Avoid food waste by planning new meals you can make with leftovers from the previous night’s dinner. These extra steps will help you stretch your monthly budget as far as it can go. When done thoughtfully, this method will yield a variety of good meals at a bargain price.
#4 Purchase Large-Ticket Items at the End of the Season
If you need to buy an expensive item such as a car or washing machine, time your purchase wisely. Some big-ticket items are heavily discounted during certain times of the year to make way for new inventory. If possible, buy the item at the end of the season to take advantage of off-season discounts.
If you’ve got a big-ticket purchase coming up, research the optimal time to buy to get the best deal. Many car dealers and home improvement stores offer the lowest prices around the holidays. Black Friday is a great time to take advantage of special promotions on electronics. Though Black Friday technically falls on the Friday after Thanksgiving, the deals often go for a week or longer. Time things right, and you’ll get the most bang for your buck.
#5 Buy Used
Whether you’re looking for a car or a nail gun, you can get a cheaper price by purchasing used instead of new. Thrift shops and online marketplaces can yield the things you need for a fraction of the retail price. Of course, you’ll need to do your due diligence to make sure the used item you’re buying is in good condition. But the time it takes to examine the item or have a professional inspect it is often worth the money saved.
Be careful, however, to never put money down on an item listed by an online seller. There are many scammers out there who will happily take your money and give you nothing in return. If someone demands that you pay for an item before you see it in person, move on.
#6 Leave Items in Your Cart for a Day
The one-click convenience of online shopping makes impulse spending all too easy. Before proceeding to checkout, let your e-commerce cart sit for a day. You may decide the items it contains are things you can live without.
But even if you decide your cart contents are must-haves, there’s a good reason to hold your fire. Most companies have an automated program in place to try to encourage people with abandoned carts to make a purchase. Taking advantage of cart abandonment discounts is one of the lesser-known methods for saving money on purchases made online.
Within a day or two of leaving your purchases in your cart, you may receive an email from the seller. Typically, the email will contain a special discount code that applies only to your cart. Simply by delaying your gratification, you can save money on items you already planned to purchase.
#7 Look for Coupons
No good money-saving guide would be complete without mentioning coupons. Luckily, you don’t have to become a coupon hoarder to take advantage of the benefits they provide. In most cases, you don’t even need to cut out and organize paper coupons in order to save.
These days, many coupons are digital and can be pulled up on your phone or other electronic devices.

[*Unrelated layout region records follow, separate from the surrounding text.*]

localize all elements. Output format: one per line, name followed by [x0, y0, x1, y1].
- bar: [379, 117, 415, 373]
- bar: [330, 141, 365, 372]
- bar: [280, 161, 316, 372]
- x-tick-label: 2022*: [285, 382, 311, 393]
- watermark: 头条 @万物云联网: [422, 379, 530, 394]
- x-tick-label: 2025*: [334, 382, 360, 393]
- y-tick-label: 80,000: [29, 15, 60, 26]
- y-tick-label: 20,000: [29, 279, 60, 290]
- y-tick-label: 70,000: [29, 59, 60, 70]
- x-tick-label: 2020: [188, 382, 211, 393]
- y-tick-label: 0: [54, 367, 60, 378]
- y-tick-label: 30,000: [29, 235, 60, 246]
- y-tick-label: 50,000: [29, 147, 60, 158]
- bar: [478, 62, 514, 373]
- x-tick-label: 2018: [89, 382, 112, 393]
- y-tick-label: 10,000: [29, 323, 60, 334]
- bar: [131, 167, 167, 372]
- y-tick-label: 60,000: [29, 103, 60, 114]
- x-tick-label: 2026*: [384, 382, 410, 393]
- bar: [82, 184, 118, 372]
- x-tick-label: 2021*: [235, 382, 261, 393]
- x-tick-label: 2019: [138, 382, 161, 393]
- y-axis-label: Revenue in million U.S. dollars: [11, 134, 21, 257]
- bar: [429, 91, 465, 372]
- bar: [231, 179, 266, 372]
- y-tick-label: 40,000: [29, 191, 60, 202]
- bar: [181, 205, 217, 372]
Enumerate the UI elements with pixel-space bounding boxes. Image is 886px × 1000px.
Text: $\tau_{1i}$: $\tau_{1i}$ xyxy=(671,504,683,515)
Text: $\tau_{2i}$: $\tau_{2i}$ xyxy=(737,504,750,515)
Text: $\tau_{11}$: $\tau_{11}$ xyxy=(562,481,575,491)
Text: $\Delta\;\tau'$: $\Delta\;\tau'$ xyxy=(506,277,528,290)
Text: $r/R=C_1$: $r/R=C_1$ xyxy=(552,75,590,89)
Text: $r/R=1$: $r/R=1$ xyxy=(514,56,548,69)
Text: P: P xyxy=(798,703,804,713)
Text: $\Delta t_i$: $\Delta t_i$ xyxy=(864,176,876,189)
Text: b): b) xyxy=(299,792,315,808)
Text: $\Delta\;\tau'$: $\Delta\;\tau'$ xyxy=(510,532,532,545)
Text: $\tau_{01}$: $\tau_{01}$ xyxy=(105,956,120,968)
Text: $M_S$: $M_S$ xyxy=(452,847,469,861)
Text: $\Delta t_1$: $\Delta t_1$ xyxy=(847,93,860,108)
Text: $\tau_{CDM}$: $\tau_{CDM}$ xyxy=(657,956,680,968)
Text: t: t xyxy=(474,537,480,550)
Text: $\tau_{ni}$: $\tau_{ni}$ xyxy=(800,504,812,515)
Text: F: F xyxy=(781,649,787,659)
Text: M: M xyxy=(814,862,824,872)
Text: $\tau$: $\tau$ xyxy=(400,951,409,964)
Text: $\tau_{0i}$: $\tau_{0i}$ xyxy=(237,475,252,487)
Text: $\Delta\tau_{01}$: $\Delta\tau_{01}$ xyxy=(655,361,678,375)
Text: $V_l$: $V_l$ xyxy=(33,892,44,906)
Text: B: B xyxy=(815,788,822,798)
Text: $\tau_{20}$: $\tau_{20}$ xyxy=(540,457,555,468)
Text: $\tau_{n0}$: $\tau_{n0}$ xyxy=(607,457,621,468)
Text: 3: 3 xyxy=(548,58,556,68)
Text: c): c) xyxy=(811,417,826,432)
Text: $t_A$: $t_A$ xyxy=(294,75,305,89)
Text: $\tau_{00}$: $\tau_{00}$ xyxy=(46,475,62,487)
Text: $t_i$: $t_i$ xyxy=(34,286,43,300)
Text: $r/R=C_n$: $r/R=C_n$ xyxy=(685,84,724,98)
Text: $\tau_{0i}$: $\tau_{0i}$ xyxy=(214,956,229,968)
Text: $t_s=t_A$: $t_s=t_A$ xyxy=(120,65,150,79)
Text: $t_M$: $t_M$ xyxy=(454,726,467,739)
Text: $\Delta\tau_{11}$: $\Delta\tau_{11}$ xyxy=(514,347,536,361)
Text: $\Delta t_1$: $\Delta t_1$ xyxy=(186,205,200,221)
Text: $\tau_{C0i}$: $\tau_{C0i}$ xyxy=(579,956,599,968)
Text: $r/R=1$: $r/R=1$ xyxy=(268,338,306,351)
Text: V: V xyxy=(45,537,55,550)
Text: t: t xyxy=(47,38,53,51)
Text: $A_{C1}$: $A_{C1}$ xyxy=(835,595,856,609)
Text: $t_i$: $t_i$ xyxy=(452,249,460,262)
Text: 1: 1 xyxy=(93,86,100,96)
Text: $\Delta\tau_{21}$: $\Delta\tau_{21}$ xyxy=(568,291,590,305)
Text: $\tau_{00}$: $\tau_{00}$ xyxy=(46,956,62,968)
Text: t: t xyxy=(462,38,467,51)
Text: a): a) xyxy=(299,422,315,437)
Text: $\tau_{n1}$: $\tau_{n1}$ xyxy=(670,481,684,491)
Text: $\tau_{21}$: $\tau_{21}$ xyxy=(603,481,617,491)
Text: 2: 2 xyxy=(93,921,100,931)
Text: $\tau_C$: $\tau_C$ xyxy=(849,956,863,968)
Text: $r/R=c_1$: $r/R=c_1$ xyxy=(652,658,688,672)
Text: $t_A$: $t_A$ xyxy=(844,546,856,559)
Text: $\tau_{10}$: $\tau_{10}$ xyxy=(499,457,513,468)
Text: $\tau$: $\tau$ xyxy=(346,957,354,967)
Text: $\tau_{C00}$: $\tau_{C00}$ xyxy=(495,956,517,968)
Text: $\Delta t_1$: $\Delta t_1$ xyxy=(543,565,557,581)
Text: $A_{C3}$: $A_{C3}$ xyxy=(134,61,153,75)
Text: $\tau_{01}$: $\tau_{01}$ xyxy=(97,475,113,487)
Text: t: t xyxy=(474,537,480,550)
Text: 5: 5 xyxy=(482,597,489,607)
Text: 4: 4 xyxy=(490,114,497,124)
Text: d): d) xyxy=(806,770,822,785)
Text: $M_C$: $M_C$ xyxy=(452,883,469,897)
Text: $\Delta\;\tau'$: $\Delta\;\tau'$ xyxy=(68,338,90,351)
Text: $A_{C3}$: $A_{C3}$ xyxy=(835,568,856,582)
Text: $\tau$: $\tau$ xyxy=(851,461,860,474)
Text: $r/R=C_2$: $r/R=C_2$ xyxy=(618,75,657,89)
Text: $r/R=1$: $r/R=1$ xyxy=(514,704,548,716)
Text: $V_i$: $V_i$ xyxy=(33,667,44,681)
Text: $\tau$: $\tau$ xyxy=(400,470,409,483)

Some grocery stores also offer digital coupons that can yield impressive savings on your regular grocery haul. Download store apps to make sure you’re taking advantage of all the coupon savings available. Online, browser extensions like Honey and Capital One Shopping will crawl the web to find the savings for you.
The cost of living has gone up, but that doesn’t mean your quality of life must go down. With some extra time and effort, you can still buy many of the same products you’ve always enjoyed. By following these tips, you can save money on everything from grocery staples to the car you’ll use to haul them home.